Australie. Dans le cadre de l’AUKUS, l’Australie accueillera des déploiements en rotation de sous-marins nucléaires américains et de bombardiers B-52, pour un coût estimé à plus de 250 milliards de dollars australiens (178 milliards de dollars américains).
Corée du Sud. Les États-Unis maintiennent environ 28 500 soldats en Corée du Sud, principalement basés à Camp Humphreys, la plus grande installation militaire américaine à l’étranger, construite pour un coût de plus de 10 milliards de dollars.

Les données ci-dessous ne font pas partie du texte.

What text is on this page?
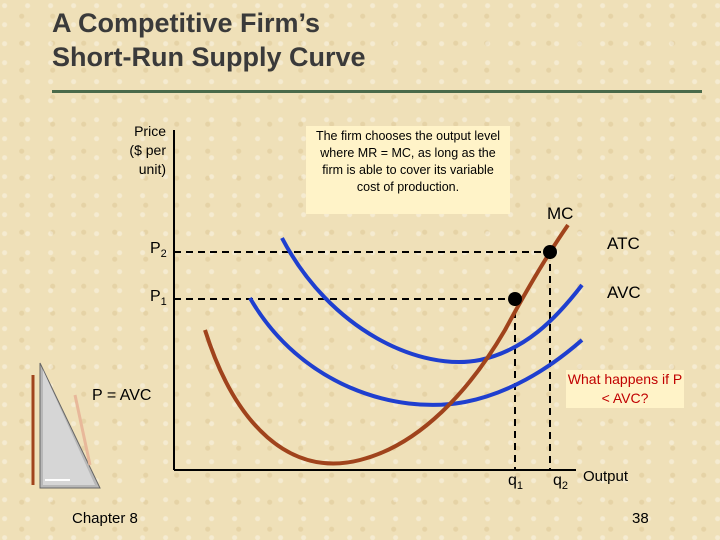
A Competitive Firm’s
Short-Run Supply Curve
Price
($ per
unit)
The firm chooses the output level where MR = MC, as long as the firm is able to cover its variable cost of production.
$P_2$
$P_1$
P = AVC
$q_1$ $q_2$
Output
MC
ATC
AVC
What happens if P < AVC?
Chapter 8	38
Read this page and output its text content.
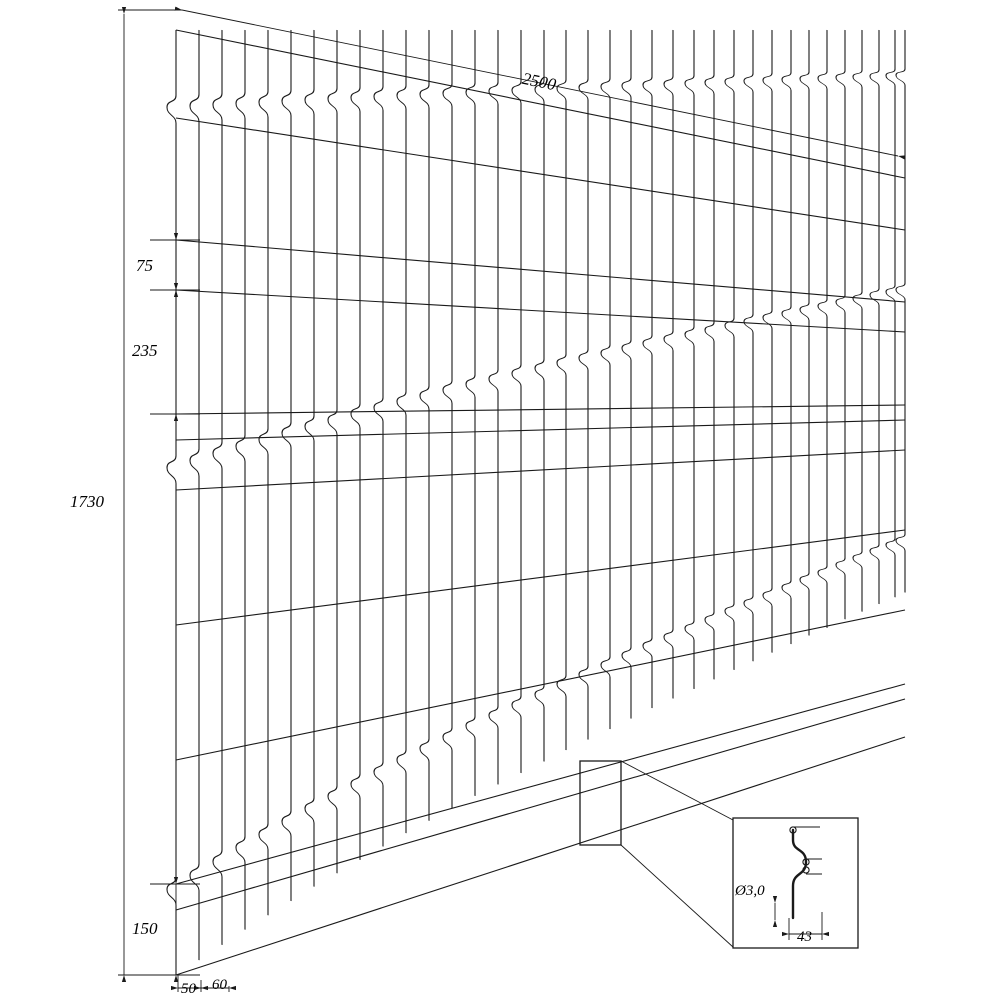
2500
1730
75
235
150
50 60
Ø3,0
43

Taïwan. Depuis 2019, Washington a approuvé plus de 20 milliards de dollars de ventes d’armes à Taïwan, dont 66 avions de chasse F-16V, des systèmes de missiles Harpoon et des chars Abrams, armant ainsi l’île jusqu’aux dents dans sa campagne de confrontation avec la Chine.
L’Indonésie, quatrième pays le plus peuplé du monde, examine actuellement une proposition américaine visant à accorder un « accès total au survol » de son espace aérien aux aéronefs militaires.

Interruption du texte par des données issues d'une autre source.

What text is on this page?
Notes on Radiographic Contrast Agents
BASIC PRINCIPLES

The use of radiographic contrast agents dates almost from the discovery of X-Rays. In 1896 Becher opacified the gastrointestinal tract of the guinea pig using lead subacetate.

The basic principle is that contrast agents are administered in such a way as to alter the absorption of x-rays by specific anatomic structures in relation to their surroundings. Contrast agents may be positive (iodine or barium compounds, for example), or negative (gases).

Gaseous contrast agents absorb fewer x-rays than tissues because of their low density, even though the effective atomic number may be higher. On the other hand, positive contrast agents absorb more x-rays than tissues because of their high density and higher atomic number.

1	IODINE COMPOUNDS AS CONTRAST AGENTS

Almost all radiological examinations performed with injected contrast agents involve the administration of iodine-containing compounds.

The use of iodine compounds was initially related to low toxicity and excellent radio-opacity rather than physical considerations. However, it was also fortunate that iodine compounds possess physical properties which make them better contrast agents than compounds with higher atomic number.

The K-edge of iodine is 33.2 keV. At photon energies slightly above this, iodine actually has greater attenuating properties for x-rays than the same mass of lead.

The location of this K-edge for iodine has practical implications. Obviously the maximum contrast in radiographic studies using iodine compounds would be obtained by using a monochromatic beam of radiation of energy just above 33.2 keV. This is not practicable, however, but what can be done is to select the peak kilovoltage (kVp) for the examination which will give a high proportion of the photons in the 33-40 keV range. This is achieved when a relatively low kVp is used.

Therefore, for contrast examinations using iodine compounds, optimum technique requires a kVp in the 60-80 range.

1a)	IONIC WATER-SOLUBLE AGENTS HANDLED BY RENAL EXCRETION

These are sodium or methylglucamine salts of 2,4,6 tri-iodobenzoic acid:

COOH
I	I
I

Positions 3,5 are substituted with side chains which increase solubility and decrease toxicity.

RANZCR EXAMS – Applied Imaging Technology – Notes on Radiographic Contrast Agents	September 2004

C’est l’architecture de la militarisation – conçue pour encercler la Chine et punir les pays qui affirment leur souveraineté, tout en subordonnant les peuples d’Asie aux intérêts stratégiques de Washington.
La guerre illégale menée par les États-Unis et Israël contre l’Iran a confirmé que la présence d’une base militaire américaine n’est pas un bouclier, mais une cible. De l’autre côté du golfe Persique, quelque 40 000 soldats américains sont stationnés sur plus de 20 installations, de la base aérienne d’Al Udeid au Qatar au quartier général de la Cinquième flotte à Bahreïn – infrastructures mêmes d’où ont été lancés les bombardements sur l’Iran et le Liban.
À Gaza, en Palestine, plus de 72 000 Palestiniens ont été tués par l’agression israélienne soutenue par les États-Unis depuis octobre 2023 – un rappel que la machine militaire américaine fonctionne comme un système unique de la Méditerranée au Pacifique.
Malgré les ambitions et l’agression des États-Unis, l’Asie dispose d’une longue et solide tradition de mobilisation contre les bases militaires et la guerre – de la conférence de Shanghai de 1933 à la réunion de Pékin de 1952, des paysans d’Okinawa aux peuples des Philippines et des îles du Pacifique. Nombre de ces organisations existent encore ; ce qu’il faut reconstruire, c’est leur ampleur.
À l’occasion de l’anniversaire de la libération du Vietnam, l’ Assemblée internationale des peuples et Tricontinental : Institut de recherche sociale réunissent des voix de toute la région – Vietnam, Iran, Philippines, Japon, Chine et Corée du Sud – afin d’aborder la réalité du militarisme américain en Asie. Les peuples de cette région, forts de leurs histoires de libération difficiles et chèrement acquises, connaissent intimement le coût de la guerre. Vous pouvez vous inscrire au webinaire ou suivre la diffusion en direct ici .
Il y a 60 ans, le révolutionnaire vietnamien Hô Chi Minh affirmait dans son appel à la nation : « Rien n’est plus précieux que l’indépendance et la liberté. » Aujourd’hui, la liberté concrète signifie être à l’abri de toute intervention et agression militaire américaine.
Chaleureusement,
Tings Chak et Atul Chandra
Tings Chak et Atul Chandra sont les co-coordinateurs pour l’Asie de Tricontinental : Institut de recherche sociale.